Allegro

The New War on Workers

Labor Matters

Volume CVII, No. 1January, 2007

Joel LeFevre

Reality today is that working Americans are woefully unprepared for retirement. We are well on the way to having retirees become the largest group of miserably poor people in society. Retired folks just won’t have adequate income. They also won’t be independent and will have to depend on someone else for the basics.

In 1964, two-thirds of retirees had incomes below the poverty line. But the strength of the union movement in the 1950’s and 1960’s started to change that. Workers who had union contracts saw the beginning of long-term pension plans.

Retiree poverty was a national shame that was only changed by the growth of pensions and raising Social Security benefits by more than half. It was part of the “War on Poverty,” as coined by Lyndon Johnson in 1964.

The AFM pension fund was built to be a pillar of security for the retirement years. The economic support that the AFM pension plan provides to tens of thousands of retired musicians is evidence of the value of the union.

The heyday of union gains in bargaining in the 50’s and 60’s created the middle class and also today’s independent retirees. Corporations went along with the consensus that funding retirement was worthwhile.

But the 90’s ushered in a new form of greed. Selfishness began demolishing our pension systems for the generations after the baby boomers. One part of the demolition was done with a “bait and switch” routine. Instead of pensions, workers now found themselves with 401k’s. What’s in many of these accounts? Employer stock. What happens if the employer tanks? We found out the answer with Enron and WorldCom. Those pensions are worthless now.

Instead of over two-thirds of working Americans being covered by guaranteed pensions as they were in 1980, less than one-third have them today. Pensions are replaced by the “personal savings plan” model of 401k’s or 403b’s. The majority of the baby boom generation will be the last to receive the pension benefits of union gains of the 50’s and 60’s.

Long-term commitments have been replaced by pressure for short-term gains driven by billions in bonuses for corporate leaders. Their backers on Wall Street are sending us back to the bad old days.

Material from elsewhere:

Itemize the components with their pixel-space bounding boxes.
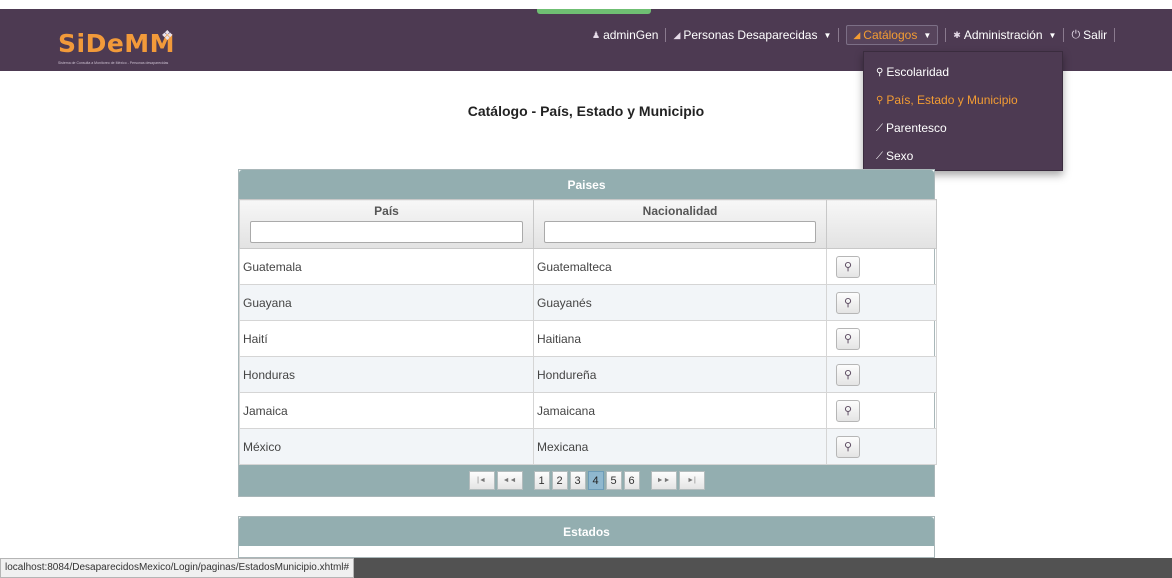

And what about Social Security? “Reforming” the Social Security system really means taking insurance benefits away from today’s working Americans in the name of “responsibility.” This grand idea is given to us from the same group that has borrowed more money than any other group of people in the history of the world — and we and our kids get to pay the bill. They have created an ethos in our country that has changed the attitude of financial institutions.

Union busting is a big part of the attack on retirement. The attitude of Big Business used to be that “unions are O.K. — just not here.” But now the accepted view is that “unions are just bad for business.” Bargaining becomes all about destroying the union through givebacks. Contrast this with collective bargaining in the past, where concessions were only demanded when actually needed.

The bottom line is that poverty for retirees may soon become the norm again.

THE BIGGER PICTURE

The attacks on pensions and Social Security are just the tip of the iceberg.

The central ideas of freedom in our country are being rapidly eroded with little notice by the corporate owned media.

Freedom of speech was recently narrowed by Bush’s Supreme Court. By a 5 to 4 decision, whistleblowers who enlighten the public about misbehavior or waste by their government bosses are no longer protected from reprisal.

Eight hundred years of English common law were tossed out the window as “detainees” no longer have the right of habeas corpus and a trial, and instead can be tortured.

The freedom of association to form a union is no longer enforced by the executive branch.

Twenty years of conservative judicial appointments by Reagan and two Bushes have meant that workers better not try to use the courts to find justice. Laws are twisted and used to attack workers.

It’s clear that if you’re a worker, the government doesn’t have your back. But that means we’d better get together and learn to fight smart, or fascism may well be the future form of government. If so, retirement and Social Security will be the least of our problems.

Selling fear is the political coin of the realm — the fear of terrorists, the fear of people who are different from you, the fear of having an open society where evil intent lurks undetected. The slogan of the empire is: trust no one except those in your home. And if you are not with us, you are against us.

We’ve been here before. The 1950’s were a great time for paranoia and the flowering of racism. It’s not a return trip I look forward to at all.